The manager has substantially trimmed the number of holdings from 55 to 40 by selling down about 20 holdings and bringing in a handful more.
But the changes have not included a large skew towards smaller companies, something the manager indicated would happen with the fund under his stewardship.
“Small and mid caps are not where I would expect them to be through the cycle,” he said.
“I am a bit nervous about the sector, going into a Federal Reserve rate rise.”
When the US Federal Reserve does decide to raise rates – now expected some time this year or next – small caps are likely to underperform, the manager claimed.
“Small caps offer great opportunities over an investment cycle but there are periods when you would expect them to underperform, most likely when liquidity is withdrawn such as through rate rises or tapering,” Mr Wilkinson said.
The manager said he would probably use a small cap sell-off as an opportunity to snap up several small- and mid-cap names on weakness.
While Mr Wilkinson waits for a chance to increase his exposure to small and mid caps, he has been drawn towards larger companies.
But he said it had become “much harder to find genuine cheap value in the current environment, given the market has had a good run”.
One of the “gems” the manager said he had unearthed in Europe was Bayer, the German-based multinational pharmaceutical company.
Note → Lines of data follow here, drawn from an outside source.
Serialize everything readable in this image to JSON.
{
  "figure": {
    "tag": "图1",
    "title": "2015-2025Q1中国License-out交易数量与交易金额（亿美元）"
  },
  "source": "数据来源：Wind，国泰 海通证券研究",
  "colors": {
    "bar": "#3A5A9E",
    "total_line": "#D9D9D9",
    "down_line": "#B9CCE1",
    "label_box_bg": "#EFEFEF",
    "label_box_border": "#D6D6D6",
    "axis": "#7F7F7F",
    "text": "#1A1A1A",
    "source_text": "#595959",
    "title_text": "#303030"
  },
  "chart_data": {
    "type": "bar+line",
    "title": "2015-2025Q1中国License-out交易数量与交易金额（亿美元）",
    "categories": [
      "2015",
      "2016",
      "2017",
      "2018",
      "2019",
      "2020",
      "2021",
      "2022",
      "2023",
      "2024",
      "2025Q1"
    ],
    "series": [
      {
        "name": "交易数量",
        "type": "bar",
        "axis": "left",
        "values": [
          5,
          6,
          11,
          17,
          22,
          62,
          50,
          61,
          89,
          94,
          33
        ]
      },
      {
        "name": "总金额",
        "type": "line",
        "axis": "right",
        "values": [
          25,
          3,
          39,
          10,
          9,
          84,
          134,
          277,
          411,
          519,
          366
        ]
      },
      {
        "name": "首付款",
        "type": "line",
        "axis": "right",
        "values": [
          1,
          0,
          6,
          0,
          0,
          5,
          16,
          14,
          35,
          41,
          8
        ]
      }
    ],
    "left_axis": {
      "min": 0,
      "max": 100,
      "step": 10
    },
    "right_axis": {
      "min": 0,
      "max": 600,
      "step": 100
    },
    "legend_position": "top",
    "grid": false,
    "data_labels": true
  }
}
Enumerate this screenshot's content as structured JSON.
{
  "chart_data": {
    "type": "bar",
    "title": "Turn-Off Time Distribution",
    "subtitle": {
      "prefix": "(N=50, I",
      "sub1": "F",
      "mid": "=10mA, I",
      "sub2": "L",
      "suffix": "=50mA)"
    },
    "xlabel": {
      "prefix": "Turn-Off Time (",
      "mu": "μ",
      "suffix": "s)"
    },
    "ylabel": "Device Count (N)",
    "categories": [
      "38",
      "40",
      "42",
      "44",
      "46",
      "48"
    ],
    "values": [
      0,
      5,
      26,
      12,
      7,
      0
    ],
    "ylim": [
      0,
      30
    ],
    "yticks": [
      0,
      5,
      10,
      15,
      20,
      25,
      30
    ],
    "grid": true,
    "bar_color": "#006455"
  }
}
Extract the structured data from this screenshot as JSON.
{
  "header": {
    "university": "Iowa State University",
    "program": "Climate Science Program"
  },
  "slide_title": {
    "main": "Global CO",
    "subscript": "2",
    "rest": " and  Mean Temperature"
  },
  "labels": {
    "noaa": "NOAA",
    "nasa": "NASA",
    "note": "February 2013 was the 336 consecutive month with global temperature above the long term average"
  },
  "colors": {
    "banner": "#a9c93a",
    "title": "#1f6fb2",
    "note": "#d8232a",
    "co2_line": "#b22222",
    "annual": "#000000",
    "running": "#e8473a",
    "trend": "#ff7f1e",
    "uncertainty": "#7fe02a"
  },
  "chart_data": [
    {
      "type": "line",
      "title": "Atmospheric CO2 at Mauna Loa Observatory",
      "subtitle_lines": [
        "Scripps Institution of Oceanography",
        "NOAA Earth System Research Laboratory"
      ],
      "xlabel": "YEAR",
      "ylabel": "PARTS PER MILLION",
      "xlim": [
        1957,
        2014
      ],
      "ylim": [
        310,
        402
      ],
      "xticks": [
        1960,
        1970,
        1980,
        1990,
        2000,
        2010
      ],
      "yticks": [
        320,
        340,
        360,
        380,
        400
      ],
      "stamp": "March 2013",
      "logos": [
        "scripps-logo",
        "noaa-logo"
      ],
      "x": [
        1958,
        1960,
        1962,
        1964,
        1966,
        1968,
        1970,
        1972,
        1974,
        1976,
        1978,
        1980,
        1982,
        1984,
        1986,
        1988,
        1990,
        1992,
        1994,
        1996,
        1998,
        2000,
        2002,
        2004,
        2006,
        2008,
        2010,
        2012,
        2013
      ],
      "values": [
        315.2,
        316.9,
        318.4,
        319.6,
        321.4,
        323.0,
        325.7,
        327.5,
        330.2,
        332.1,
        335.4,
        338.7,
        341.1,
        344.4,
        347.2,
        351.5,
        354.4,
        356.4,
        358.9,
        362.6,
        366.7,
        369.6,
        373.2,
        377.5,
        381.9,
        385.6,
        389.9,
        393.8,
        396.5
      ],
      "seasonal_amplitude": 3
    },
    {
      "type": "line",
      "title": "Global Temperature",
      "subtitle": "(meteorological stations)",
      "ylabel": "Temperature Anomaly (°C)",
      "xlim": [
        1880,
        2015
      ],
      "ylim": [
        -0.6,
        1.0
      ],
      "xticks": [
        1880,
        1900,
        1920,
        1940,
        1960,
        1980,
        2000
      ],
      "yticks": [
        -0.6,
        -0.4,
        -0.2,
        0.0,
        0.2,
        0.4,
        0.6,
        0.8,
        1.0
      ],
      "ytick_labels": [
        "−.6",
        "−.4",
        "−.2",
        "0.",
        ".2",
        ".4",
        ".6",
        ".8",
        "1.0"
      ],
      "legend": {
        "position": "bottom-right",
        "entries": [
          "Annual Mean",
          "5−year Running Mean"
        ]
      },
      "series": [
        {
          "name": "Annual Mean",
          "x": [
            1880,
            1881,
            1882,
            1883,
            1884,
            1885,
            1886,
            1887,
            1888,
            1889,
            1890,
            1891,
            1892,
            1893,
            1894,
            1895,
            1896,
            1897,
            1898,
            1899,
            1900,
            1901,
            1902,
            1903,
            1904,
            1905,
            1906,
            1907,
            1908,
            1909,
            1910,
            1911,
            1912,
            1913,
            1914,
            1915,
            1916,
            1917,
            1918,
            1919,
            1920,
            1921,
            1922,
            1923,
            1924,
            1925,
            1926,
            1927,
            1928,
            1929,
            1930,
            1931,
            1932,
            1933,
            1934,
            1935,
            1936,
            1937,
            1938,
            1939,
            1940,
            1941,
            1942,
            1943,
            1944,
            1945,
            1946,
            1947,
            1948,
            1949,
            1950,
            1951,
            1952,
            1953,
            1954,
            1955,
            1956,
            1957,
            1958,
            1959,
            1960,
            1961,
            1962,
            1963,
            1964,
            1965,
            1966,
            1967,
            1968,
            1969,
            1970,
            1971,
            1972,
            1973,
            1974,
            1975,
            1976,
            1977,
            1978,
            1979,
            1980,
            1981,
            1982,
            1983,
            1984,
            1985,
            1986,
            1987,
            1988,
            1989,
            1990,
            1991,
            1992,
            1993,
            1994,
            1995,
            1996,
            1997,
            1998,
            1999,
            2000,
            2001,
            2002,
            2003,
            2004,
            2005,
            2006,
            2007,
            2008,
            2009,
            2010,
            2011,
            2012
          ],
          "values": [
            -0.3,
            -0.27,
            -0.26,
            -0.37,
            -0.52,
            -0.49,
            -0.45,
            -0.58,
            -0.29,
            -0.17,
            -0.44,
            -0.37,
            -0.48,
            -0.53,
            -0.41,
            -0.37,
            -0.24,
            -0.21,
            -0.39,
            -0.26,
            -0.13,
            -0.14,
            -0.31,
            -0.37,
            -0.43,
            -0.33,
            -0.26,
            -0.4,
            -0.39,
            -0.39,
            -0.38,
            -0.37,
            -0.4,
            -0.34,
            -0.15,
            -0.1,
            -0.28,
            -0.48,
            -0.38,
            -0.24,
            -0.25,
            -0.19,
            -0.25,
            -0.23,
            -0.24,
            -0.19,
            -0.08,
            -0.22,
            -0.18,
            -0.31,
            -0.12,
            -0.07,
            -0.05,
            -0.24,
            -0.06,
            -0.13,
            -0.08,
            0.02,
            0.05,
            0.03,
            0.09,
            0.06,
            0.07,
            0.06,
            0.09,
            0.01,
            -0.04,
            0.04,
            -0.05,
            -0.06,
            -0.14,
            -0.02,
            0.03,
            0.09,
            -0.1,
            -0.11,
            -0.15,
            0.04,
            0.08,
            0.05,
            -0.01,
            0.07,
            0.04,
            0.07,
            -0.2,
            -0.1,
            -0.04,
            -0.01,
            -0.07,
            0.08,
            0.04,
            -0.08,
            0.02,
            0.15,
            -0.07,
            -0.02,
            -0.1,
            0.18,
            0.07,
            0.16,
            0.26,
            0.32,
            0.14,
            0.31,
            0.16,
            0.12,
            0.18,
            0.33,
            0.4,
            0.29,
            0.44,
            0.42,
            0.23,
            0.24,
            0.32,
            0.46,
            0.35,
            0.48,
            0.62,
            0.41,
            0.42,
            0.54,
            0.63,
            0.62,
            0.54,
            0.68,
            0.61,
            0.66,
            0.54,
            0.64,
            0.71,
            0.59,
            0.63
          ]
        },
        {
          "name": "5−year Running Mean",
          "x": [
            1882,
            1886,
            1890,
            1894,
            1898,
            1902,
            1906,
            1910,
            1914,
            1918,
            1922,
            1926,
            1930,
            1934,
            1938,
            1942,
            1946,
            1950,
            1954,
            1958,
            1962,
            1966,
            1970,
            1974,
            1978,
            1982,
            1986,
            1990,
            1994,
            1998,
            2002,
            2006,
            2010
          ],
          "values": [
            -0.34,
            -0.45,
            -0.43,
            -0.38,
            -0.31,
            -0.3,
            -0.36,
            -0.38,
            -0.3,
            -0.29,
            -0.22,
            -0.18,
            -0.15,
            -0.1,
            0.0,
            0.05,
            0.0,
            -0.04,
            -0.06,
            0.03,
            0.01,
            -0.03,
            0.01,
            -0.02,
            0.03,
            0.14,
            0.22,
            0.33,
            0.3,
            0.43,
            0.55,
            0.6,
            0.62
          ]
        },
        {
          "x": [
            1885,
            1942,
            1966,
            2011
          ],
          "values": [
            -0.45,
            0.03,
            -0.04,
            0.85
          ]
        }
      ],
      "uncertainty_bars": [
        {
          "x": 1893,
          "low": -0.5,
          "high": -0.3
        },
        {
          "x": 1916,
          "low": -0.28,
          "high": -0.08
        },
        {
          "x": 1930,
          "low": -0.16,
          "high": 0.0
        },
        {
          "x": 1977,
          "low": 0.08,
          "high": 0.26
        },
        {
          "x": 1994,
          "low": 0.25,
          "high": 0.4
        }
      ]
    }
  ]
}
It is his fifth largest holding, making up 3.2 per cent of his portfolio.
The company has had a strong year so far, benefiting from the weaker euro.
At the end of April it announced its pre-tax earnings would grow by the “high-teens” compared with its earlier prediction of a low- to mid-teen gain.
The £280.6m RLAM fund has performed strongly so far this year. It has returned 12.4 per cent in 2015 to May 6, compared with its benchmark, the FTSE World European ex UK index, which has returned 11.5 per cent and the sector, the IA Europe excluding UK sector, which has returned 11.3 per cent, according to data from FE Analytics.
Mr Wilkinson’s says the outperformance is the result of being overweight in two banks – ING and KBC. At the end of February, he held a 3.7 per cent overweight in ING and a 2.6 per cent overweight to KBC. Both these stocks have done well so far this year.
While he likes these banks, he remains underweight banks in peripheral Europe as he is “concerned about the capital position” and thinks they are “relatively fully valued businesses that do not have much growth potential”.